As it says on the Troubleshooting site, “Use the Container Device Interface (CDI) to inject devices into a container. When CDI is used to inject devices into a container, the required device nodes are included in the modifications made to the container config. This means that even if the container is updated it will still have access to the required devices.”

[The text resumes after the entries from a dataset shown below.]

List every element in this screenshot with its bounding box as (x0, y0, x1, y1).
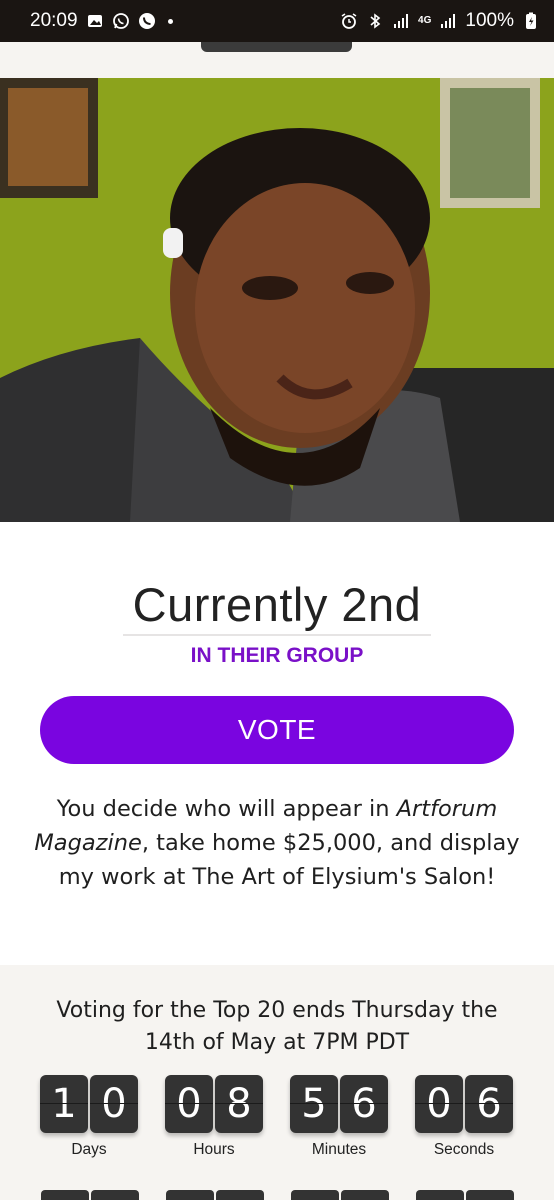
drag-handle[interactable] (201, 42, 352, 52)
rank-divider (123, 634, 431, 636)
countdown-label: Minutes (311, 1141, 367, 1158)
signal-icon-2 (439, 12, 457, 30)
countdown-digit: 0 (165, 1075, 213, 1133)
countdown-label: Seconds (433, 1141, 495, 1158)
rank-subtitle: IN THEIR GROUP (190, 644, 364, 667)
countdown-digit: 0 (90, 1075, 138, 1133)
countdown-digit: 6 (465, 1075, 513, 1133)
network-type: 4G (418, 15, 432, 26)
countdown-label: Days (71, 1141, 107, 1158)
countdown-digit: 5 (290, 1075, 338, 1133)
vote-button[interactable]: VOTE (40, 696, 514, 764)
next-section-peek (0, 1190, 554, 1200)
status-bar: 20:09 4G 100% (0, 0, 554, 42)
countdown-seconds: 0 6 Seconds (414, 1075, 514, 1159)
countdown-days: 1 0 Days (39, 1075, 139, 1159)
bluetooth-icon (366, 12, 384, 30)
countdown-digit: 0 (415, 1075, 463, 1133)
whatsapp-icon (112, 12, 130, 30)
viber-icon (138, 12, 156, 30)
page-top (0, 42, 554, 78)
countdown-digit: 1 (40, 1075, 88, 1133)
image-icon (86, 12, 104, 30)
vote-card: Currently 2nd IN THEIR GROUP VOTE You de… (0, 522, 554, 965)
status-right: 4G 100% (340, 10, 540, 32)
countdown-digit: 8 (215, 1075, 263, 1133)
alarm-icon (340, 12, 358, 30)
notification-dot (167, 18, 173, 24)
status-left: 20:09 (30, 10, 173, 32)
countdown-title: Voting for the Top 20 ends Thursday the … (56, 998, 498, 1055)
promo-text: You decide who will appear in Artforum M… (30, 792, 524, 894)
battery-percent: 100% (465, 10, 514, 31)
battery-icon (522, 12, 540, 30)
countdown-hours: 0 8 Hours (164, 1075, 264, 1159)
status-time: 20:09 (30, 10, 78, 31)
countdown-section: Voting for the Top 20 ends Thursday the … (0, 965, 554, 1200)
countdown-label: Hours (193, 1141, 235, 1158)
countdown-minutes: 5 6 Minutes (289, 1075, 389, 1159)
profile-photo (0, 78, 554, 522)
rank-title: Currently 2nd (132, 578, 422, 631)
promo-text-part1: You decide who will appear in (56, 796, 397, 822)
countdown-digit: 6 (340, 1075, 388, 1133)
signal-icon (392, 12, 410, 30)
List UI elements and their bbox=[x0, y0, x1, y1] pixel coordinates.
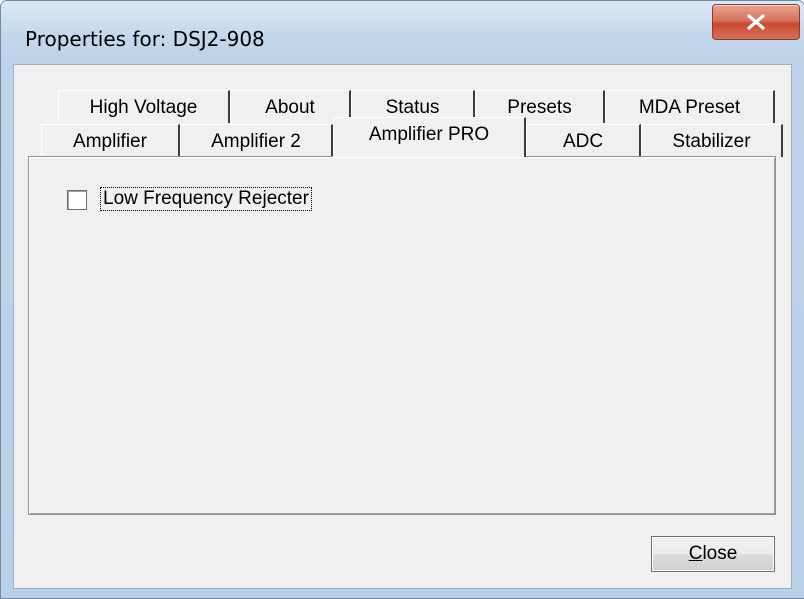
tab-label: Amplifier bbox=[73, 131, 147, 152]
tab-label: About bbox=[265, 97, 315, 118]
tab-amplifier-2[interactable]: Amplifier 2 bbox=[180, 124, 333, 157]
tab-label: ADC bbox=[562, 131, 604, 152]
properties-window: Properties for: DSJ2-908 High Voltage Ab… bbox=[0, 0, 804, 599]
tab-high-voltage[interactable]: High Voltage bbox=[58, 90, 230, 123]
tab-label: Stabilizer bbox=[672, 131, 751, 152]
tab-adc[interactable]: ADC bbox=[526, 124, 641, 157]
low-frequency-rejecter-checkbox[interactable] bbox=[67, 190, 87, 210]
tab-amplifier-pro[interactable]: Amplifier PRO bbox=[333, 117, 526, 157]
title-bar[interactable]: Properties for: DSJ2-908 bbox=[1, 1, 804, 63]
tab-label: Amplifier PRO bbox=[368, 124, 490, 145]
window-close-button[interactable] bbox=[712, 4, 800, 40]
tab-label: Presets bbox=[507, 97, 572, 118]
tab-label: Amplifier 2 bbox=[211, 131, 301, 152]
close-button-label: lose bbox=[702, 543, 738, 564]
tab-amplifier[interactable]: Amplifier bbox=[41, 124, 180, 157]
low-frequency-rejecter-label[interactable]: Low Frequency Rejecter bbox=[100, 187, 312, 211]
window-title: Properties for: DSJ2-908 bbox=[25, 27, 265, 51]
tab-mda-preset[interactable]: MDA Preset bbox=[605, 90, 775, 123]
tab-label: MDA Preset bbox=[638, 97, 741, 118]
close-x-icon bbox=[747, 14, 765, 30]
close-button-mnemonic: C bbox=[688, 543, 703, 564]
close-button[interactable]: Close bbox=[651, 536, 775, 572]
tab-label: Status bbox=[385, 97, 440, 118]
tab-stabilizer[interactable]: Stabilizer bbox=[641, 124, 783, 157]
tab-label: High Voltage bbox=[89, 97, 198, 118]
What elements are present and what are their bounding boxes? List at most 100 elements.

It’s not clear to me if this is better than the other workaround listed (using cgroupfs as the cgroup driver for containers) which also worked. I don’t understand either of them well enough to know what the trade-off is. If both work, which is preferred?

They should both work however CDI is the preferred mode of GPU injection in containers

Thanks! I tried this with my current container base, but it fails with:

17:06:26: unexpected nvidia-smi output: NVIDIA-SMI couldn't find libnvidia-ml.so library in your system. Please make sure that the NVIDIA Display Driver is properly installed and present in your system.
17:06:26: unexpected nvidia-smi output: Please also try adding directory that contains libnvidia-ml.so to your system PATH.
17:06:26: nvidia-smi process terminated unexpectedly - 4 restarts remaining

So I presume this method has some requirements on the base image being used that the previous method does not. Do you know what these requirements are (or what the smallest image that satisfies them is)? I wanted to keep my dashboard as small as possible.